00:11:05.280Well, that's a very good question. There was a lot of showmanship, but, um, it's interesting
00:11:10.520that, that Harry Houdini, um, who was no stranger to showmanship himself, actually investigated
00:11:15.840the whole question of stage strongman. And he came to the conclusion, actually, that Sandow
00:11:19.780was not a fraud. There were other people who were often caught out, uh, being fraudulent.

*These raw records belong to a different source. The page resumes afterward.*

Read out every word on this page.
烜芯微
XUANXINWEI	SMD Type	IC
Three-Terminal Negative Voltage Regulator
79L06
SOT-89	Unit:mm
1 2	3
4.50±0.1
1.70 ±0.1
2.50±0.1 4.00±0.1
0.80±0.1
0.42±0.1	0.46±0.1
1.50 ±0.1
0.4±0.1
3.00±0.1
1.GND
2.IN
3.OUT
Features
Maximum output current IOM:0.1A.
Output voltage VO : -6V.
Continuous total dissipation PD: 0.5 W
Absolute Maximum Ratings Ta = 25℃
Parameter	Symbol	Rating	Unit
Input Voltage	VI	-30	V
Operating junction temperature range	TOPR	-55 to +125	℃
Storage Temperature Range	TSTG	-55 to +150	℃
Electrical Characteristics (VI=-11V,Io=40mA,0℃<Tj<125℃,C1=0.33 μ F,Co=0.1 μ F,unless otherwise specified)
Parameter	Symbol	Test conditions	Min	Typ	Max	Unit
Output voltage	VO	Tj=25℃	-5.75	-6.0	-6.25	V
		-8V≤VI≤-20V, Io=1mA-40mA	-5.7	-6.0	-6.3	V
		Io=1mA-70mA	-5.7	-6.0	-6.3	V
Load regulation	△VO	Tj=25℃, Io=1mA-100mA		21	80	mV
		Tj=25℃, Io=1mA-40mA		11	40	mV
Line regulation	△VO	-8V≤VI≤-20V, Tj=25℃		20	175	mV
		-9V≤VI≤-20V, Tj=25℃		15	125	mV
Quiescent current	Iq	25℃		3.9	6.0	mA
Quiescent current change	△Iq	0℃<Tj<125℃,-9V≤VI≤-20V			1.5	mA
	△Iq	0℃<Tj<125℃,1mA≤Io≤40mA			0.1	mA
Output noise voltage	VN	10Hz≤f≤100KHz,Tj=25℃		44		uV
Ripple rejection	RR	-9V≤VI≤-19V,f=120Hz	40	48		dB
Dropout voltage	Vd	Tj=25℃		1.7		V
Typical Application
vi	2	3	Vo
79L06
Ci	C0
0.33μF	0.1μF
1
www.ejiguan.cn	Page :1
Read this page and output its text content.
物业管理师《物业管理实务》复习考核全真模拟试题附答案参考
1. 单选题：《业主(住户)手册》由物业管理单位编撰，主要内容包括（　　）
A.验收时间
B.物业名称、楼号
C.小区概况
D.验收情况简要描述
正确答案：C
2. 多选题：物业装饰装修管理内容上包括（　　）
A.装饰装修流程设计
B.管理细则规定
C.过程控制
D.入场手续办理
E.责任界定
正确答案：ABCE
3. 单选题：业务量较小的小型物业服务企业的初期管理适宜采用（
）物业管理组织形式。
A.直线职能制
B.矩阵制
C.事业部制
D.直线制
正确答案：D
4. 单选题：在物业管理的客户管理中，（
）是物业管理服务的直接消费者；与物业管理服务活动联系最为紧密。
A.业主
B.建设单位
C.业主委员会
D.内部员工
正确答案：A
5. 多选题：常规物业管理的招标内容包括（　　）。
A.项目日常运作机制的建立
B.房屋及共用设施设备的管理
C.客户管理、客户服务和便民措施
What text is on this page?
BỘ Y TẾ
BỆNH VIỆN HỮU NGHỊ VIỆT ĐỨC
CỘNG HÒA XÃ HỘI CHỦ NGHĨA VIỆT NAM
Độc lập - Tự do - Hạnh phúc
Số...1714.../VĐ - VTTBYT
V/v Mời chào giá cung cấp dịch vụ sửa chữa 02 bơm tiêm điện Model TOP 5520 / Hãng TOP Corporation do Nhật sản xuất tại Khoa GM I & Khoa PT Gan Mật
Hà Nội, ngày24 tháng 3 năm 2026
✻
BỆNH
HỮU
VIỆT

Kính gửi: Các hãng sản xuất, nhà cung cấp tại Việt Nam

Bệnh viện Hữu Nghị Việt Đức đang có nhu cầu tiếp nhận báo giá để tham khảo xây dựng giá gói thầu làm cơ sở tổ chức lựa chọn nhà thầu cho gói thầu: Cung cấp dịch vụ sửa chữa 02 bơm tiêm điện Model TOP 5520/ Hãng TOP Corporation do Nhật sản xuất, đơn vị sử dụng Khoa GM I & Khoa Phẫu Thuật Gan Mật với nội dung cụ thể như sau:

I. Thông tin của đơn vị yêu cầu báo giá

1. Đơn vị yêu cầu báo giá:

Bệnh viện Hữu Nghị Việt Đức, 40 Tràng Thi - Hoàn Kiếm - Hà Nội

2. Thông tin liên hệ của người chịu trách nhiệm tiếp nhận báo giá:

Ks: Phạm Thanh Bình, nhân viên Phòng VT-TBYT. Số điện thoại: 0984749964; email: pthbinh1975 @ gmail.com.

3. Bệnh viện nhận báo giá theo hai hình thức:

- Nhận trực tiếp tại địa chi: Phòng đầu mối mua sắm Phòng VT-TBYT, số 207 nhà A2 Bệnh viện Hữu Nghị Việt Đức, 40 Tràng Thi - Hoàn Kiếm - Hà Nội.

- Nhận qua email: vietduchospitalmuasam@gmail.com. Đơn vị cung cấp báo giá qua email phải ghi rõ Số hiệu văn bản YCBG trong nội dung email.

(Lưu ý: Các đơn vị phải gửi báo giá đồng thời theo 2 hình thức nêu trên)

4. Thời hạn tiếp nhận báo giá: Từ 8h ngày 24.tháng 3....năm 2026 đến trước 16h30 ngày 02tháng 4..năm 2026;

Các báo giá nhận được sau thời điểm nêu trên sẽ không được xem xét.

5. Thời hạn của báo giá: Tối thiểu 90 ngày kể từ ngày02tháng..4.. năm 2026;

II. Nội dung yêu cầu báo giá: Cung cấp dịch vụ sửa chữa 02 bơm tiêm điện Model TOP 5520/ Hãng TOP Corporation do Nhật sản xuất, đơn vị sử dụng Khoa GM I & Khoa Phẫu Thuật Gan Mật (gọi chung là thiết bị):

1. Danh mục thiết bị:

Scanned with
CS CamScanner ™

00:11:25.540So they would have, uh, dumbbells, uh, that were, that were hollow and they would pretend
00:11:29.600that they were very heavy. Or they would have machines, uh, that it would, it would look
00:11:33.360as though they were lifting up a horse, but actually they were using mechanical aid, um,
00:11:37.620to, to help them with that. But Sandow, Sandow, he was intelligent. He had served some time,
00:11:43.380um, in a circus. He knew all about, um, putting together an act which looked exciting and looked
00:11:50.480convincing and, um, uh, and deployed tricks as well as just outright strength. So for example,
00:11:57.340one of his party pieces was to, uh, lift up a man who was sitting playing, uh, a piano. Uh,
00:12:04.080and he lifted up the man and the piano and he carted them off stage, uh, uh, apparently,
00:12:08.900um, with, uh, just using one arm, one hand and one arm. And there was a trick to this because
00:12:14.580what he did was he put his hand behind the piano and there was a handle specially built
00:12:18.620where he could kind of slip his, his forearm in there and, and lift it up. Now it was still
00:12:23.500an incredible feat of strength, but it wasn't quite the naked, um, show of force that the audience
00:12:30.040might've seen. And there were other examples. I mean, he was very good at supporting, uh,
00:12:35.980very heavy weights. So what he'd do is he'd lie on his back and put his chest and torso
00:12:39.920upwards and they would put a plank or a platform on, on top of him. And on top of this, they
00:12:46.720would then load up, uh, people, all the equipment on the stage, sometimes actual wheel horses,
00:12:53.420uh, cannons when he was pretending to be, uh, doing a military scene and they'd load up,
00:12:58.840you know, more than a ton weight would go on his, uh, up to a stomach and he could hold
00:13:03.320on to that. He couldn't lift it, but he could certainly support it. And, uh, that's another
00:13:08.220example. Um, Edison, Thomas Edison filmed, uh, Sandow in an early visit to the U S I think
00:13:14.420it was about 1896 and Sandow is doing, um, um, full, um, somersaults from a standing start
00:13:22.680holding, um, to, I think that's 56 pound dumbbells. So one in each hand, he's doing, um, um, he's
00:13:30.840doing somersaults, uh, with that. And there was nothing fake about that. He was, he was
00:13:34.960very strong. He was very gifted and he was very elegant.